Naissance 8 décembre 1881
Paris, Drapeau de la France France
Décès 24 juin 1953
Avignon, Vaucluse
Nationalité Français
Activités Peintre
Formation Autodidacte
Mouvement artistique Cubisme

Albert Gleizes, né le 8 décembre 1881 à Paris et mort le 23 juin 1953 à Avignon, Vaucluse, est un peintre, dessinateur, graveur, philosophe et théoricien français qui fut l'un des fondateurs du cubisme et une influence sur l'École de Paris.

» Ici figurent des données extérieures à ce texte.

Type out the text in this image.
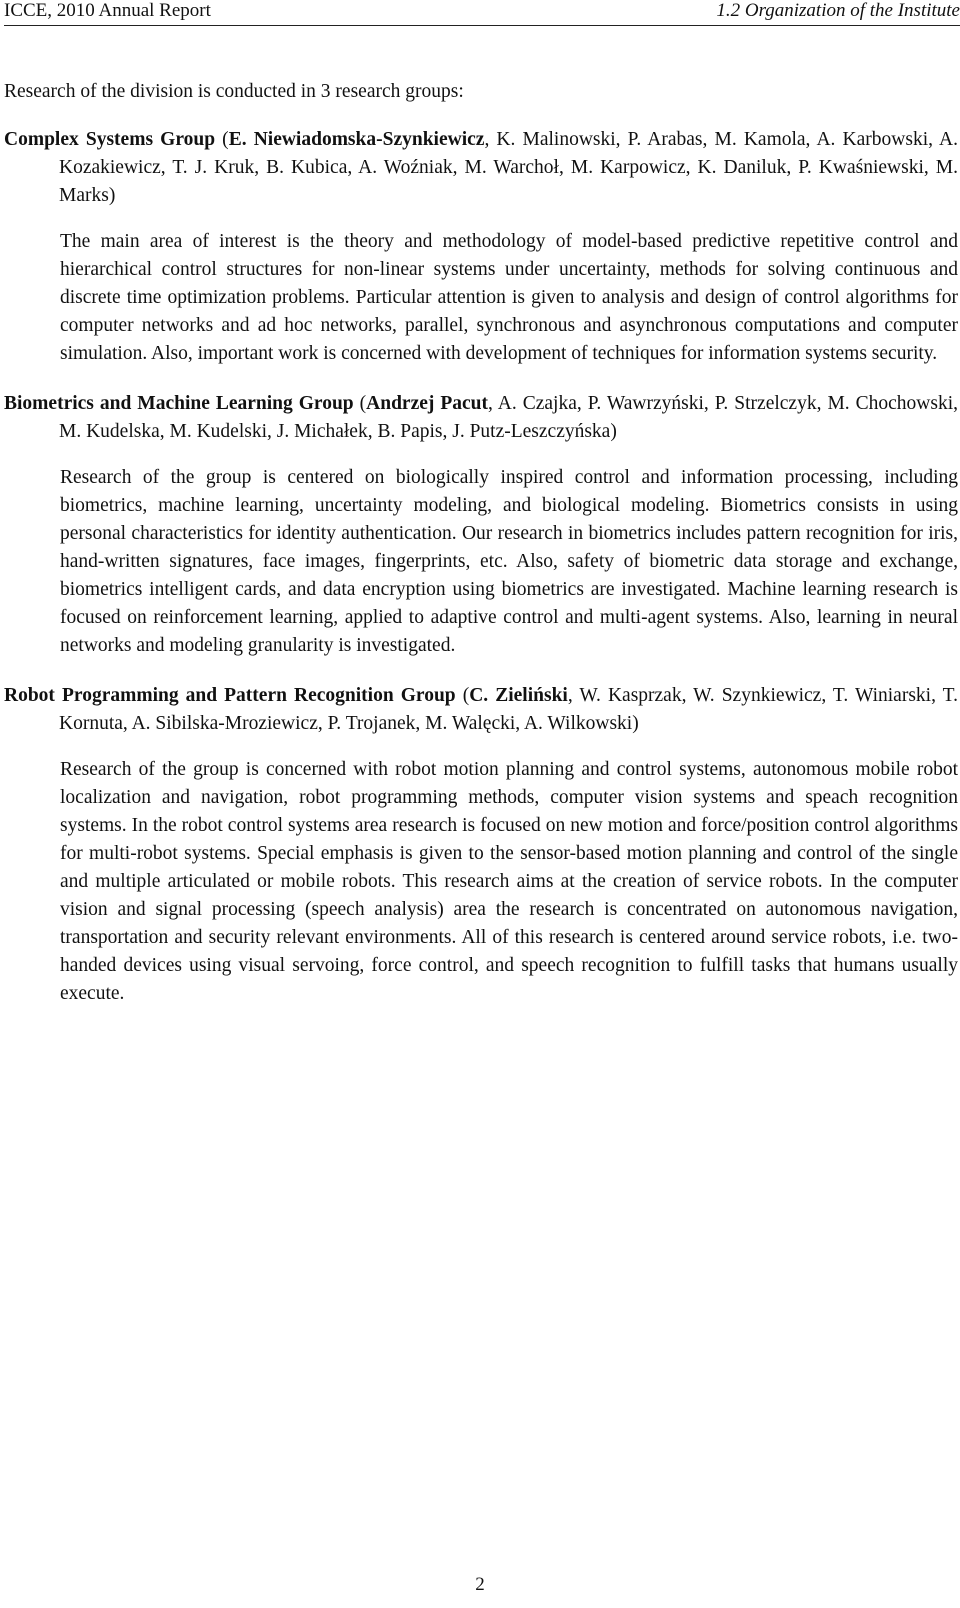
ICCE, 2010 Annual Report	1.2 Organization of the Institute

Research of the division is conducted in 3 research groups:

Complex Systems Group (E. Niewiadomska-Szynkiewicz, K. Malinowski, P. Arabas, M. Kamola, A. Karbowski, A. Kozakiewicz, T. J. Kruk, B. Kubica, A. Woźniak, M. Warchoł, M. Karpowicz, K. Daniluk, P. Kwaśniewski, M. Marks)

The main area of interest is the theory and methodology of model-based predictive repetitive control and hierarchical control structures for non-linear systems under uncertainty, methods for solving continuous and discrete time optimization problems. Particular attention is given to analysis and design of control algorithms for computer networks and ad hoc networks, parallel, synchronous and asynchronous computations and computer simulation. Also, important work is concerned with development of techniques for information systems security.

Biometrics and Machine Learning Group (Andrzej Pacut, A. Czajka, P. Wawrzyński, P. Strzelczyk, M. Chochowski, M. Kudelska, M. Kudelski, J. Michałek, B. Papis, J. Putz-Leszczyńska)

Research of the group is centered on biologically inspired control and information processing, including biometrics, machine learning, uncertainty modeling, and biological modeling. Biometrics consists in using personal characteristics for identity authentication. Our research in biometrics includes pattern recognition for iris, hand-written signatures, face images, fingerprints, etc. Also, safety of biometric data storage and exchange, biometrics intelligent cards, and data encryption using biometrics are investigated. Machine learning research is focused on reinforcement learning, applied to adaptive control and multi-agent systems. Also, learning in neural networks and modeling granularity is investigated.

Robot Programming and Pattern Recognition Group (C. Zieliński, W. Kasprzak, W. Szynkiewicz, T. Winiarski, T. Kornuta, A. Sibilska-Mroziewicz, P. Trojanek, M. Walęcki, A. Wilkowski)

Research of the group is concerned with robot motion planning and control systems, autonomous mobile robot localization and navigation, robot programming methods, computer vision systems and speach recognition systems. In the robot control systems area research is focused on new motion and force/position control algorithms for multi-robot systems. Special emphasis is given to the sensor-based motion planning and control of the single and multiple articulated or mobile robots. This research aims at the creation of service robots. In the computer vision and signal processing (speech analysis) area the research is concentrated on autonomous navigation, transportation and security relevant environments. All of this research is centered around service robots, i.e. two-handed devices using visual servoing, force control, and speech recognition to fulfill tasks that humans usually execute.

2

Albert Gleizes et Jean Metzinger ont écrit le premier traité majeur sur le cubisme, Du "Cubisme", en 1912. Gleizes était un membre fondateur de la Section d'Or. Il a également été membre de Der Sturm, et ses nombreux écrits théoriques ont été à l'origine le plus apprécié en Allemagne, où en particulier au Bauhaus ses idées ont été pris en considération réfléchie. Gleizes a passé quatre années cruciales à New York, et a joué un rôle important dans l'évolution de l'art moderne en Amérique. Il a été membre de la Société des artistes indépendants, fondateur de l'Association Ernest Renan, l'un des fondateurs et participant à l'Abbaye de Créteil[1]. Gleizes a exposé régulièrement chez Léonce Rosenberg à la Galerie de L'Effort Moderne (Paris). Il était également le fondateur, organisateur et directeur de Abstraction-Création. Des années 1920 aux années 1930 une grande partie de son énergie passe dans l'écriture (par exemple, La Peinture et ses lois (Paris, 1923), Vers une conscience plastique: La Forme et l'histoire (Paris, 1932) et Homocentrisme (Sablons , 1937)[2]. Étant l'un des principaux représentant du cubisme des Salons (1911-1914), Gleizes considère toute son œuvre ultérieure comme un développement logique de l'esthétique cubiste[3],[1],[2].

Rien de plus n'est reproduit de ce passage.